Cardiovascular effects of verapamil in patients with essential hypertension.

Abstract
The cardiovascular effects of intravenous verapamil and 3 months of oral administration of a slow-release form of verapamil (verapamil-SR) were studied in 10 patients with mild-to-moderate essential hypertension. Intravenous verapamil reduced arterial pressure by 15% (p less than .01) through a fall in total peripheral resistance of 29% (p less than .01); provoked a reflexive rise in heart rate (by 19%, p less than .02), cardiac output (by 74%, p less than .01), and plasma catecholamines; and shifted intravascular volume toward the cardiopulmonary circulation indicating peripheral venoconstriction.

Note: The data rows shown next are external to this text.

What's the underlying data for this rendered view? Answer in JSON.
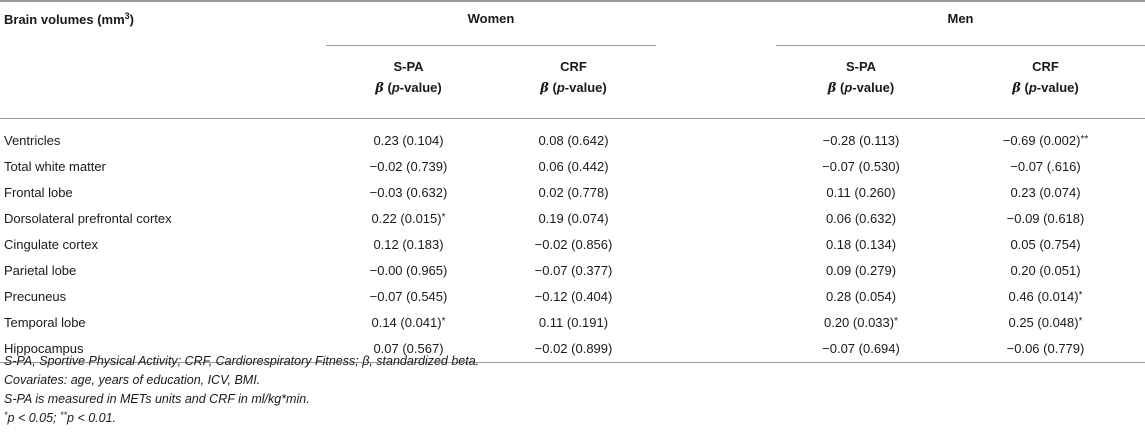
{
  "table": {
    "row_header_label": "Brain volumes (mm",
    "row_header_sup": "3",
    "row_header_close": ")",
    "groups": [
      "Women",
      "Men"
    ],
    "columns": [
      {
        "label": "S-PA",
        "beta": "β",
        "sub": "value"
      },
      {
        "label": "CRF",
        "beta": "β",
        "sub": "value"
      },
      {
        "label": "S-PA",
        "beta": "β",
        "sub": "value"
      },
      {
        "label": "CRF",
        "beta": "β",
        "sub": "value"
      }
    ],
    "rows": [
      {
        "label": "Ventricles",
        "values": [
          {
            "v": "0.23 (0.104)",
            "m": ""
          },
          {
            "v": "0.08 (0.642)",
            "m": ""
          },
          {
            "v": "−0.28 (0.113)",
            "m": ""
          },
          {
            "v": "−0.69 (0.002)",
            "m": "**"
          }
        ]
      },
      {
        "label": "Total white matter",
        "values": [
          {
            "v": "−0.02 (0.739)",
            "m": ""
          },
          {
            "v": "0.06 (0.442)",
            "m": ""
          },
          {
            "v": "−0.07 (0.530)",
            "m": ""
          },
          {
            "v": "−0.07 (.616)",
            "m": ""
          }
        ]
      },
      {
        "label": "Frontal lobe",
        "values": [
          {
            "v": "−0.03 (0.632)",
            "m": ""
          },
          {
            "v": "0.02 (0.778)",
            "m": ""
          },
          {
            "v": "0.11 (0.260)",
            "m": ""
          },
          {
            "v": "0.23 (0.074)",
            "m": ""
          }
        ]
      },
      {
        "label": "Dorsolateral prefrontal cortex",
        "values": [
          {
            "v": "0.22 (0.015)",
            "m": "*"
          },
          {
            "v": "0.19 (0.074)",
            "m": ""
          },
          {
            "v": "0.06 (0.632)",
            "m": ""
          },
          {
            "v": "−0.09 (0.618)",
            "m": ""
          }
        ]
      },
      {
        "label": "Cingulate cortex",
        "values": [
          {
            "v": "0.12 (0.183)",
            "m": ""
          },
          {
            "v": "−0.02 (0.856)",
            "m": ""
          },
          {
            "v": "0.18 (0.134)",
            "m": ""
          },
          {
            "v": "0.05 (0.754)",
            "m": ""
          }
        ]
      },
      {
        "label": "Parietal lobe",
        "values": [
          {
            "v": "−0.00 (0.965)",
            "m": ""
          },
          {
            "v": "−0.07 (0.377)",
            "m": ""
          },
          {
            "v": "0.09 (0.279)",
            "m": ""
          },
          {
            "v": "0.20 (0.051)",
            "m": ""
          }
        ]
      },
      {
        "label": "Precuneus",
        "values": [
          {
            "v": "−0.07 (0.545)",
            "m": ""
          },
          {
            "v": "−0.12 (0.404)",
            "m": ""
          },
          {
            "v": "0.28 (0.054)",
            "m": ""
          },
          {
            "v": "0.46 (0.014)",
            "m": "*"
          }
        ]
      },
      {
        "label": "Temporal lobe",
        "values": [
          {
            "v": "0.14 (0.041)",
            "m": "*"
          },
          {
            "v": "0.11 (0.191)",
            "m": ""
          },
          {
            "v": "0.20 (0.033)",
            "m": "*"
          },
          {
            "v": "0.25 (0.048)",
            "m": "*"
          }
        ]
      },
      {
        "label": "Hippocampus",
        "values": [
          {
            "v": "0.07 (0.567)",
            "m": ""
          },
          {
            "v": "−0.02 (0.899)",
            "m": ""
          },
          {
            "v": "−0.07 (0.694)",
            "m": ""
          },
          {
            "v": "−0.06 (0.779)",
            "m": ""
          }
        ]
      }
    ]
  },
  "notes": {
    "abbreviations": "S-PA, Sportive Physical Activity; CRF, Cardiorespiratory Fitness; β, standardized beta.",
    "covariates": "Covariates: age, years of education, ICV, BMI.",
    "units": "S-PA is measured in METs units and CRF in ml/kg*min.",
    "sig1_mark": "*",
    "sig1_text": "p < 0.05; ",
    "sig2_mark": "**",
    "sig2_text": "p < 0.01."
  }
}
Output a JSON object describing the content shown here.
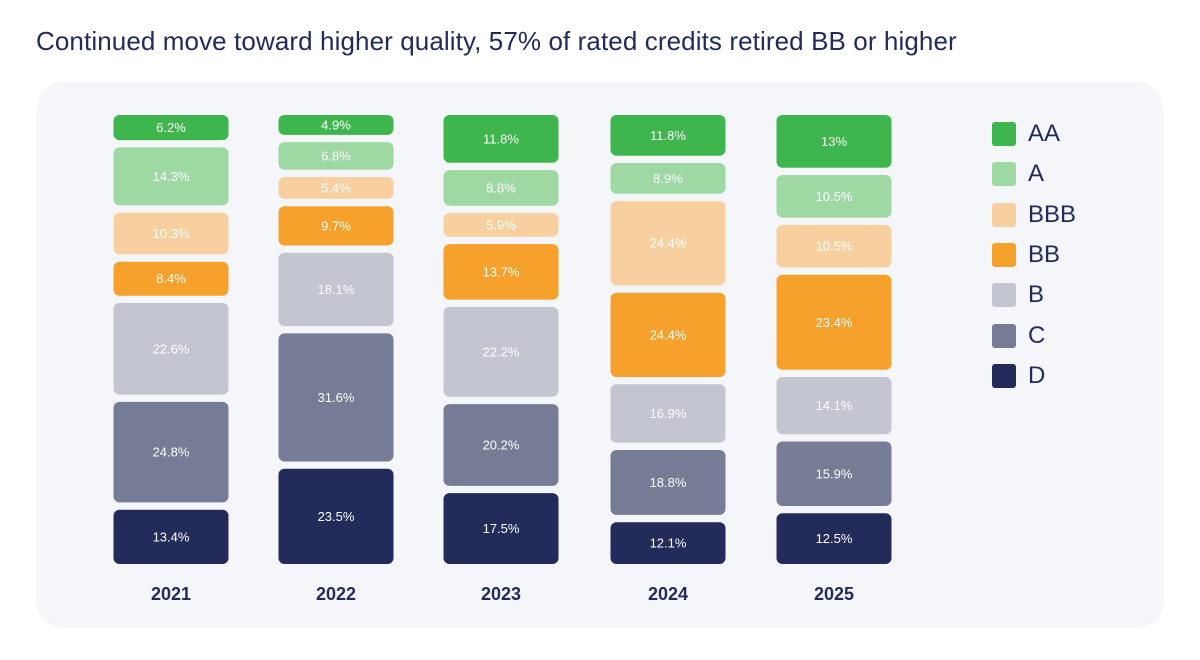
{
  "title": "Continued move toward higher quality, 57% of rated credits retired BB or higher",
  "legend": [
    {
      "label": "AA",
      "color": "#3fb64d"
    },
    {
      "label": "A",
      "color": "#9ed9a4"
    },
    {
      "label": "BBB",
      "color": "#f8d0a0"
    },
    {
      "label": "BB",
      "color": "#f5a12b"
    },
    {
      "label": "B",
      "color": "#c3c5d0"
    },
    {
      "label": "C",
      "color": "#767b96"
    },
    {
      "label": "D",
      "color": "#232b5a"
    }
  ],
  "chart_data": {
    "type": "bar",
    "stacked": true,
    "title": "Continued move toward higher quality, 57% of rated credits retired BB or higher",
    "categories": [
      "2021",
      "2022",
      "2023",
      "2024",
      "2025"
    ],
    "series": [
      {
        "name": "AA",
        "color": "#3fb64d",
        "values": [
          6.2,
          4.9,
          11.8,
          11.8,
          13
        ],
        "labels": [
          "6.2%",
          "4.9%",
          "11.8%",
          "11.8%",
          "13%"
        ]
      },
      {
        "name": "A",
        "color": "#9ed9a4",
        "values": [
          14.3,
          6.8,
          8.8,
          8.9,
          10.5
        ],
        "labels": [
          "14.3%",
          "6.8%",
          "8.8%",
          "8.9%",
          "10.5%"
        ]
      },
      {
        "name": "BBB",
        "color": "#f8d0a0",
        "values": [
          10.3,
          5.4,
          5.9,
          24.4,
          10.5
        ],
        "labels": [
          "10.3%",
          "5.4%",
          "5.9%",
          "24.4%",
          "10.5%"
        ]
      },
      {
        "name": "BB",
        "color": "#f5a12b",
        "values": [
          8.4,
          9.7,
          13.7,
          24.4,
          23.4
        ],
        "labels": [
          "8.4%",
          "9.7%",
          "13.7%",
          "24.4%",
          "23.4%"
        ]
      },
      {
        "name": "B",
        "color": "#c3c5d0",
        "values": [
          22.6,
          18.1,
          22.2,
          16.9,
          14.1
        ],
        "labels": [
          "22.6%",
          "18.1%",
          "22.2%",
          "16.9%",
          "14.1%"
        ]
      },
      {
        "name": "C",
        "color": "#767b96",
        "values": [
          24.8,
          31.6,
          20.2,
          18.8,
          15.9
        ],
        "labels": [
          "24.8%",
          "31.6%",
          "20.2%",
          "18.8%",
          "15.9%"
        ]
      },
      {
        "name": "D",
        "color": "#232b5a",
        "values": [
          13.4,
          23.5,
          17.5,
          12.1,
          12.5
        ],
        "labels": [
          "13.4%",
          "23.5%",
          "17.5%",
          "12.1%",
          "12.5%"
        ]
      }
    ],
    "legend_position": "right",
    "grid": false
  }
}
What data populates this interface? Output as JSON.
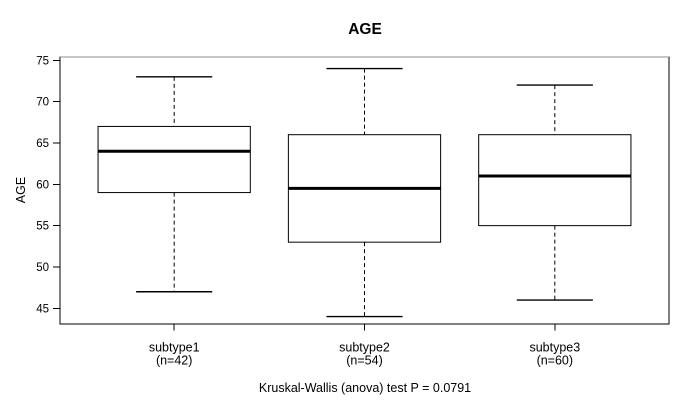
{
  "window": {
    "background": "#ffffff"
  },
  "chart_data": {
    "type": "boxplot",
    "title": "AGE",
    "ylabel": "AGE",
    "xlabel": "",
    "yticks": [
      45,
      50,
      55,
      60,
      65,
      70,
      75
    ],
    "ylim": [
      43.1,
      75.4
    ],
    "grid": false,
    "legend": "none",
    "categories": [
      "subtype1",
      "subtype2",
      "subtype3"
    ],
    "category_sublabels": [
      "(n=42)",
      "(n=54)",
      "(n=60)"
    ],
    "series": [
      {
        "name": "subtype1",
        "n": 42,
        "whisker_low": 47,
        "q1": 59,
        "median": 64,
        "q3": 67,
        "whisker_high": 73,
        "outliers": []
      },
      {
        "name": "subtype2",
        "n": 54,
        "whisker_low": 44,
        "q1": 53,
        "median": 59.5,
        "q3": 66,
        "whisker_high": 74,
        "outliers": []
      },
      {
        "name": "subtype3",
        "n": 60,
        "whisker_low": 46,
        "q1": 55,
        "median": 61,
        "q3": 66,
        "whisker_high": 72,
        "outliers": []
      }
    ],
    "annotation": "Kruskal-Wallis (anova) test P = 0.0791",
    "colors": {
      "line": "#000000",
      "median": "#000000",
      "box_fill": "#ffffff",
      "frame_top": "#8c8c8c",
      "text": "#000000",
      "background": "#ffffff"
    }
  }
}
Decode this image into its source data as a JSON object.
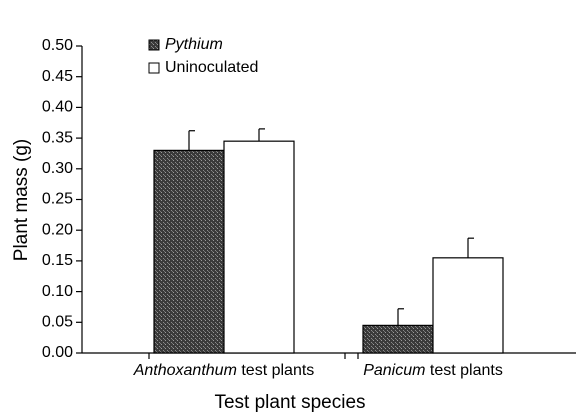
{
  "chart_data": {
    "type": "bar",
    "categories": [
      "Anthoxanthum test plants",
      "Panicum test plants"
    ],
    "series": [
      {
        "name": "Pythium",
        "color": "#4a4a4a",
        "values": [
          0.33,
          0.045
        ],
        "errors": [
          0.032,
          0.027
        ]
      },
      {
        "name": "Uninoculated",
        "color": "#ffffff",
        "values": [
          0.345,
          0.155
        ],
        "errors": [
          0.02,
          0.032
        ]
      }
    ],
    "ylim": [
      0,
      0.5
    ],
    "yticks": [
      {
        "value": 0,
        "label": "0.00"
      },
      {
        "value": 0.05,
        "label": "0.05"
      },
      {
        "value": 0.1,
        "label": "0.10"
      },
      {
        "value": 0.15,
        "label": "0.15"
      },
      {
        "value": 0.2,
        "label": "0.20"
      },
      {
        "value": 0.25,
        "label": "0.25"
      },
      {
        "value": 0.3,
        "label": "0.30"
      },
      {
        "value": 0.35,
        "label": "0.35"
      },
      {
        "value": 0.4,
        "label": "0.40"
      },
      {
        "value": 0.45,
        "label": "0.45"
      },
      {
        "value": 0.5,
        "label": "0.50"
      }
    ],
    "xlabel": "Test plant species",
    "ylabel": "Plant mass (g)",
    "legend": "upper left"
  }
}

Quite in contrast to the immediate effects of the intravenous drug, oral therapy with verapamil-SR for 2 to 3 months lowered arterial pressure effectively (by 15%, p less than .01) by inducing vasodilation of 15% (p less than .02), but without causing reflex tachycardia, activation of the sympathetic-adrenergic or renin-angiotensin systems, or volume expansion. Oral therapy with verapamil-SR preserved systemic and renal blood flow and slightly reduced cardiac mass (by 6%, p less than .05) and renal vascular resistance (by 25%, p less than .05). Whereas intravenous verapamil tended to depress myocardial contractility, oral verapamil-SR did not at all affect myocardial contractility or left ventricular function. These cardiovascular effects make verapamil-SR an excellent agent for long-term antihypertensive therapy.